A primeira biografia acadêmica é de Rafael Mayrinck, bacharel em Letras, Filosofia e Direito, estudante brilhante da Sorbonne, em Paris, fez carreira diplomática. Ao tempo do chanceler Barão do Rio Branco foi 2o Oficial, conhecendo de perto o trabalho do extraordinário titular. Serviu em Bruxelas, Bogotá e em Caracas.

Freqüentando Petrópolis, como veranista, seguindo o modismo daqueles dias, foi convidado a integrar a Associação de Ciências e Letras, tomando posse a 3 de maio de 1925, saudado por Mário Dias e seu patrono, que escolheu, foi o Barão do Rio Branco.

Autoridade em Direito e Política Internacional, Mayrinck colaborou em muitos jornais do País e do Exterior, principalmente na França e nos países sul-americanos.

No dia 6 de janeiro de 1926 foi eleito presidente da Associação de Letras, compondo sua Diretoria com os prestigiosos nomes de Walter Bretz, Eugênio Libonatti e Reynaldo Chaves.
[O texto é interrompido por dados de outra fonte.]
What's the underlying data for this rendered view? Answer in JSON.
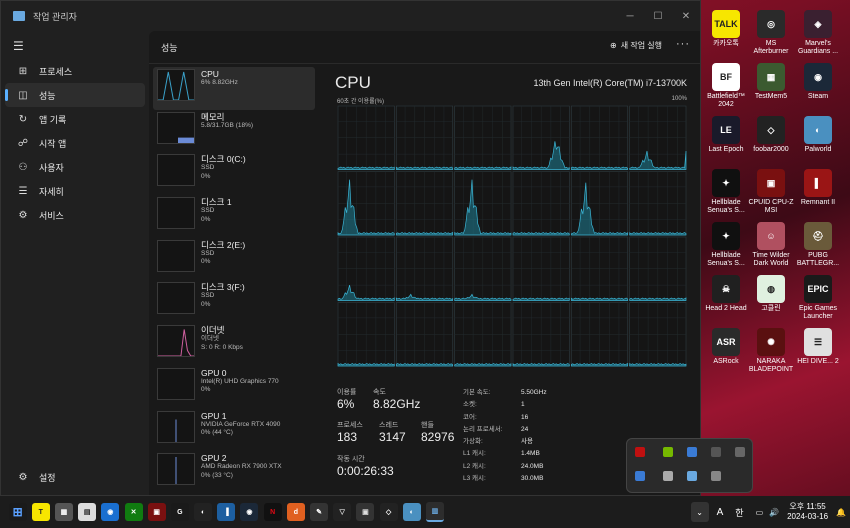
{
  "window": {
    "title": "작업 관리자"
  },
  "nav": {
    "items": [
      {
        "label": "프로세스",
        "icon": "grid-icon"
      },
      {
        "label": "성능",
        "icon": "performance-icon"
      },
      {
        "label": "앱 기록",
        "icon": "history-icon"
      },
      {
        "label": "시작 앱",
        "icon": "startup-icon"
      },
      {
        "label": "사용자",
        "icon": "users-icon"
      },
      {
        "label": "자세히",
        "icon": "list-icon"
      },
      {
        "label": "서비스",
        "icon": "services-icon"
      }
    ],
    "settings": "설정"
  },
  "header": {
    "title": "성능",
    "new_task": "새 작업 실행"
  },
  "devices": [
    {
      "name": "CPU",
      "sub1": "6% 8.82GHz",
      "sub2": "",
      "sub3": ""
    },
    {
      "name": "메모리",
      "sub1": "5.8/31.7GB (18%)",
      "sub2": "",
      "sub3": ""
    },
    {
      "name": "디스크 0(C:)",
      "sub1": "SSD",
      "sub2": "0%",
      "sub3": ""
    },
    {
      "name": "디스크 1",
      "sub1": "SSD",
      "sub2": "0%",
      "sub3": ""
    },
    {
      "name": "디스크 2(E:)",
      "sub1": "SSD",
      "sub2": "0%",
      "sub3": ""
    },
    {
      "name": "디스크 3(F:)",
      "sub1": "SSD",
      "sub2": "0%",
      "sub3": ""
    },
    {
      "name": "이더넷",
      "sub1": "이더넷",
      "sub2": "S: 0 R: 0 Kbps",
      "sub3": ""
    },
    {
      "name": "GPU 0",
      "sub1": "Intel(R) UHD Graphics 770",
      "sub2": "0%",
      "sub3": ""
    },
    {
      "name": "GPU 1",
      "sub1": "NVIDIA GeForce RTX 4090",
      "sub2": "0% (44 °C)",
      "sub3": ""
    },
    {
      "name": "GPU 2",
      "sub1": "AMD Radeon RX 7900 XTX",
      "sub2": "0% (33 °C)",
      "sub3": ""
    }
  ],
  "cpu": {
    "title": "CPU",
    "model": "13th Gen Intel(R) Core(TM) i7-13700K",
    "graph_label": "60초 간 이용률(%)",
    "graph_max": "100%",
    "usage_label": "이용률",
    "usage": "6%",
    "speed_label": "속도",
    "speed": "8.82GHz",
    "proc_label": "프로세스",
    "proc": "183",
    "threads_label": "스레드",
    "threads": "3147",
    "handles_label": "핸들",
    "handles": "82976",
    "uptime_label": "작동 시간",
    "uptime": "0:00:26:33",
    "details": [
      {
        "k": "기본 속도:",
        "v": "5.50GHz"
      },
      {
        "k": "소켓:",
        "v": "1"
      },
      {
        "k": "코어:",
        "v": "16"
      },
      {
        "k": "논리 프로세서:",
        "v": "24"
      },
      {
        "k": "가상화:",
        "v": "사용"
      },
      {
        "k": "L1 캐시:",
        "v": "1.4MB"
      },
      {
        "k": "L2 캐시:",
        "v": "24.0MB"
      },
      {
        "k": "L3 캐시:",
        "v": "30.0MB"
      }
    ]
  },
  "desktop_icons": [
    {
      "label": "카카오톡",
      "color": "#f7e600",
      "glyph": "TALK"
    },
    {
      "label": "MS Afterburner",
      "color": "#2a2a2a",
      "glyph": "◎"
    },
    {
      "label": "Marvel's Guardians ...",
      "color": "#3a2030",
      "glyph": "◈"
    },
    {
      "label": "Battlefield™ 2042",
      "color": "#ffffff",
      "glyph": "BF"
    },
    {
      "label": "TestMem5",
      "color": "#3b5a30",
      "glyph": "▦"
    },
    {
      "label": "Steam",
      "color": "#1b2838",
      "glyph": "◉"
    },
    {
      "label": "Last Epoch",
      "color": "#1a1a2a",
      "glyph": "LE"
    },
    {
      "label": "foobar2000",
      "color": "#222",
      "glyph": "◇"
    },
    {
      "label": "Palworld",
      "color": "#4a90c0",
      "glyph": "◐"
    },
    {
      "label": "Hellblade Senua's S...",
      "color": "#101010",
      "glyph": "✦"
    },
    {
      "label": "CPUID CPU-Z MSI",
      "color": "#7a1010",
      "glyph": "▣"
    },
    {
      "label": "Remnant II",
      "color": "#9a1515",
      "glyph": "▌"
    },
    {
      "label": "Hellblade Senua's S...",
      "color": "#101010",
      "glyph": "✦"
    },
    {
      "label": "Time Wilder Dark World",
      "color": "#b05060",
      "glyph": "☺"
    },
    {
      "label": "PUBG BATTLEGR...",
      "color": "#6a5a3a",
      "glyph": "⛑"
    },
    {
      "label": "Head 2 Head",
      "color": "#202020",
      "glyph": "☠"
    },
    {
      "label": "고클린",
      "color": "#e0f0e0",
      "glyph": "◍"
    },
    {
      "label": "Epic Games Launcher",
      "color": "#1a1a1a",
      "glyph": "EPIC"
    },
    {
      "label": "ASRock",
      "color": "#2a2a2a",
      "glyph": "ASR"
    },
    {
      "label": "NARAKA BLADEPOINT",
      "color": "#5a1010",
      "glyph": "✺"
    },
    {
      "label": "HEI DIVE... 2",
      "color": "#e0e0e0",
      "glyph": "☰"
    }
  ],
  "taskbar": {
    "time": "오후 11:55",
    "date": "2024-03-16",
    "ime": "A",
    "lang": "한"
  }
}
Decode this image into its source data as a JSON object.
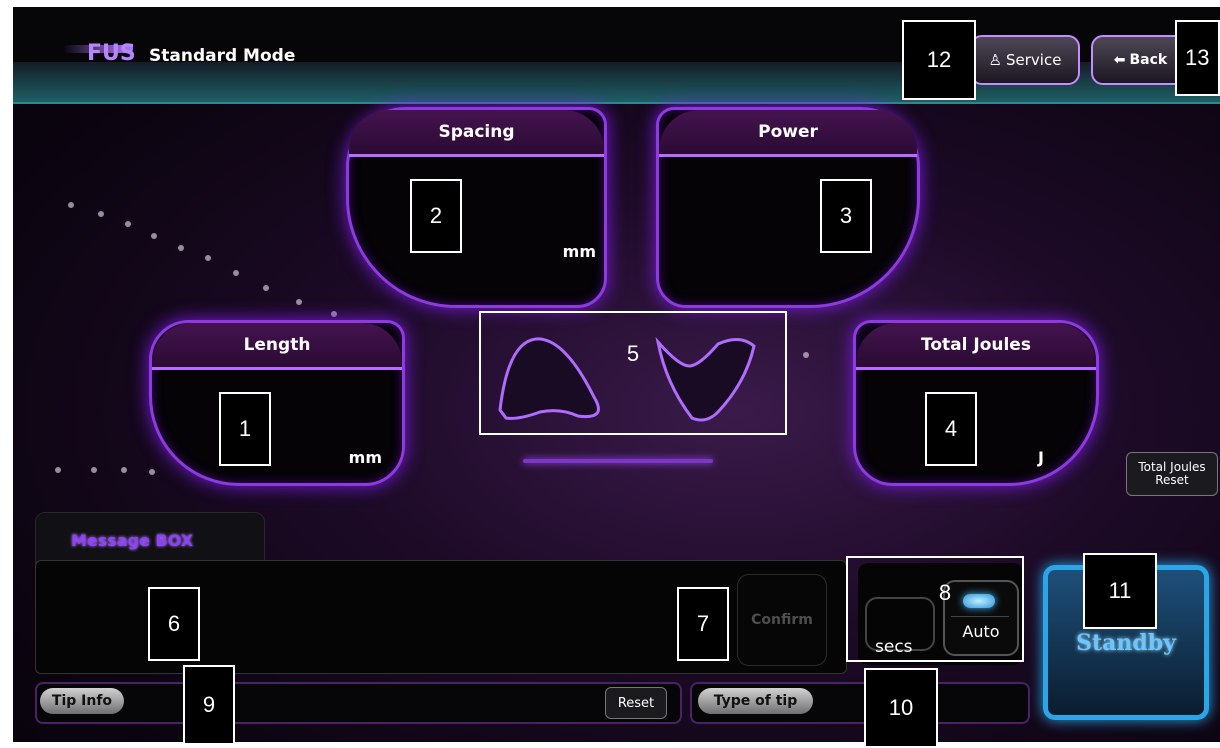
{
  "header": {
    "app_name": "FUS",
    "mode_title": "Standard Mode",
    "service_label": "Service",
    "service_icon": "person-icon",
    "back_label": "Back",
    "back_icon": "arrow-left-icon"
  },
  "panels": {
    "spacing": {
      "title": "Spacing",
      "unit": "mm"
    },
    "power": {
      "title": "Power"
    },
    "length": {
      "title": "Length",
      "unit": "mm"
    },
    "total_joules": {
      "title": "Total Joules",
      "unit": "J"
    }
  },
  "total_joules_reset_label": "Total Joules\nReset",
  "message_box": {
    "label": "Message BOX",
    "confirm_label": "Confirm"
  },
  "timer": {
    "unit": "secs",
    "auto_label": "Auto"
  },
  "standby_label": "Standby",
  "tip_info": {
    "label": "Tip Info",
    "reset_label": "Reset"
  },
  "type_of_tip_label": "Type of tip",
  "callouts": [
    "1",
    "2",
    "3",
    "4",
    "5",
    "6",
    "7",
    "8",
    "9",
    "10",
    "11",
    "12",
    "13"
  ],
  "colors": {
    "accent": "#8d3adf",
    "glow": "#7a1de0",
    "standby": "#2aa6e8",
    "header_teal": "#2b8a8f"
  }
}
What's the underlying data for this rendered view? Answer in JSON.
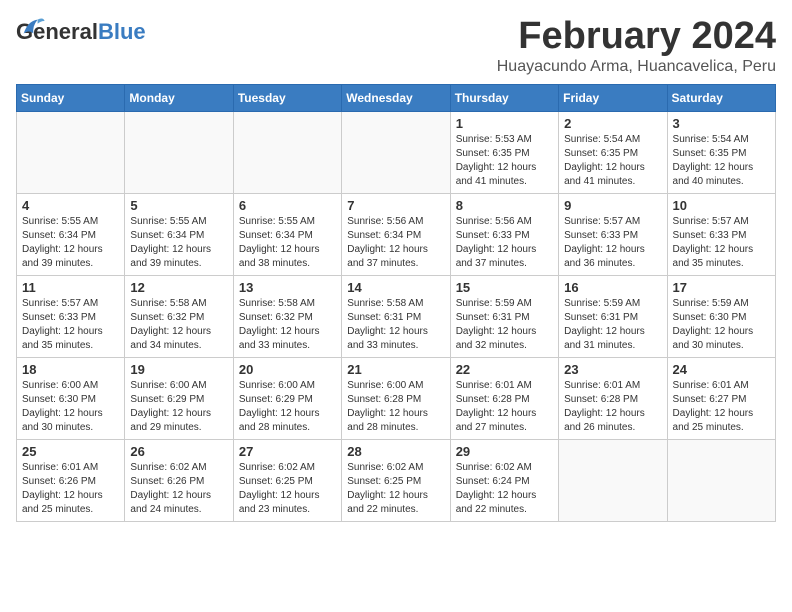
{
  "logo": {
    "general": "General",
    "blue": "Blue"
  },
  "header": {
    "title": "February 2024",
    "subtitle": "Huayacundo Arma, Huancavelica, Peru"
  },
  "days_of_week": [
    "Sunday",
    "Monday",
    "Tuesday",
    "Wednesday",
    "Thursday",
    "Friday",
    "Saturday"
  ],
  "weeks": [
    [
      {
        "day": "",
        "info": ""
      },
      {
        "day": "",
        "info": ""
      },
      {
        "day": "",
        "info": ""
      },
      {
        "day": "",
        "info": ""
      },
      {
        "day": "1",
        "info": "Sunrise: 5:53 AM\nSunset: 6:35 PM\nDaylight: 12 hours\nand 41 minutes."
      },
      {
        "day": "2",
        "info": "Sunrise: 5:54 AM\nSunset: 6:35 PM\nDaylight: 12 hours\nand 41 minutes."
      },
      {
        "day": "3",
        "info": "Sunrise: 5:54 AM\nSunset: 6:35 PM\nDaylight: 12 hours\nand 40 minutes."
      }
    ],
    [
      {
        "day": "4",
        "info": "Sunrise: 5:55 AM\nSunset: 6:34 PM\nDaylight: 12 hours\nand 39 minutes."
      },
      {
        "day": "5",
        "info": "Sunrise: 5:55 AM\nSunset: 6:34 PM\nDaylight: 12 hours\nand 39 minutes."
      },
      {
        "day": "6",
        "info": "Sunrise: 5:55 AM\nSunset: 6:34 PM\nDaylight: 12 hours\nand 38 minutes."
      },
      {
        "day": "7",
        "info": "Sunrise: 5:56 AM\nSunset: 6:34 PM\nDaylight: 12 hours\nand 37 minutes."
      },
      {
        "day": "8",
        "info": "Sunrise: 5:56 AM\nSunset: 6:33 PM\nDaylight: 12 hours\nand 37 minutes."
      },
      {
        "day": "9",
        "info": "Sunrise: 5:57 AM\nSunset: 6:33 PM\nDaylight: 12 hours\nand 36 minutes."
      },
      {
        "day": "10",
        "info": "Sunrise: 5:57 AM\nSunset: 6:33 PM\nDaylight: 12 hours\nand 35 minutes."
      }
    ],
    [
      {
        "day": "11",
        "info": "Sunrise: 5:57 AM\nSunset: 6:33 PM\nDaylight: 12 hours\nand 35 minutes."
      },
      {
        "day": "12",
        "info": "Sunrise: 5:58 AM\nSunset: 6:32 PM\nDaylight: 12 hours\nand 34 minutes."
      },
      {
        "day": "13",
        "info": "Sunrise: 5:58 AM\nSunset: 6:32 PM\nDaylight: 12 hours\nand 33 minutes."
      },
      {
        "day": "14",
        "info": "Sunrise: 5:58 AM\nSunset: 6:31 PM\nDaylight: 12 hours\nand 33 minutes."
      },
      {
        "day": "15",
        "info": "Sunrise: 5:59 AM\nSunset: 6:31 PM\nDaylight: 12 hours\nand 32 minutes."
      },
      {
        "day": "16",
        "info": "Sunrise: 5:59 AM\nSunset: 6:31 PM\nDaylight: 12 hours\nand 31 minutes."
      },
      {
        "day": "17",
        "info": "Sunrise: 5:59 AM\nSunset: 6:30 PM\nDaylight: 12 hours\nand 30 minutes."
      }
    ],
    [
      {
        "day": "18",
        "info": "Sunrise: 6:00 AM\nSunset: 6:30 PM\nDaylight: 12 hours\nand 30 minutes."
      },
      {
        "day": "19",
        "info": "Sunrise: 6:00 AM\nSunset: 6:29 PM\nDaylight: 12 hours\nand 29 minutes."
      },
      {
        "day": "20",
        "info": "Sunrise: 6:00 AM\nSunset: 6:29 PM\nDaylight: 12 hours\nand 28 minutes."
      },
      {
        "day": "21",
        "info": "Sunrise: 6:00 AM\nSunset: 6:28 PM\nDaylight: 12 hours\nand 28 minutes."
      },
      {
        "day": "22",
        "info": "Sunrise: 6:01 AM\nSunset: 6:28 PM\nDaylight: 12 hours\nand 27 minutes."
      },
      {
        "day": "23",
        "info": "Sunrise: 6:01 AM\nSunset: 6:28 PM\nDaylight: 12 hours\nand 26 minutes."
      },
      {
        "day": "24",
        "info": "Sunrise: 6:01 AM\nSunset: 6:27 PM\nDaylight: 12 hours\nand 25 minutes."
      }
    ],
    [
      {
        "day": "25",
        "info": "Sunrise: 6:01 AM\nSunset: 6:26 PM\nDaylight: 12 hours\nand 25 minutes."
      },
      {
        "day": "26",
        "info": "Sunrise: 6:02 AM\nSunset: 6:26 PM\nDaylight: 12 hours\nand 24 minutes."
      },
      {
        "day": "27",
        "info": "Sunrise: 6:02 AM\nSunset: 6:25 PM\nDaylight: 12 hours\nand 23 minutes."
      },
      {
        "day": "28",
        "info": "Sunrise: 6:02 AM\nSunset: 6:25 PM\nDaylight: 12 hours\nand 22 minutes."
      },
      {
        "day": "29",
        "info": "Sunrise: 6:02 AM\nSunset: 6:24 PM\nDaylight: 12 hours\nand 22 minutes."
      },
      {
        "day": "",
        "info": ""
      },
      {
        "day": "",
        "info": ""
      }
    ]
  ]
}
Com um bom trabalho, foi reeleito, dirigindo a entidade até dezembro de 1928, quando passou a presidência para Nair de Teffé Hermes da Fonseca.

Durante a sua gestão a Associação conseguiu junto ao Governo do Estado do Rio de Janeiro a cessão do salão nobre do Grupo Escolar D. Pedro II, em caráter permanente para as sessões administrativas, festivas e permissão para manter a secretaria e o acervo naquela dependência.

Em fevereiro de 1927 Mayrinck presidiu a posse de Antônio Joaquim de Paula Buarque, recebido por Paulo Rudge, Padre Lúcio Gambarra, recebido por Alfredo Rudge, procedeu à eleição de Sylvio de Abreu Fialho, Armando Lima, Adrien Delpech e Paim Pamplona, estes dois últimos de vida efêmera como acadêmicos.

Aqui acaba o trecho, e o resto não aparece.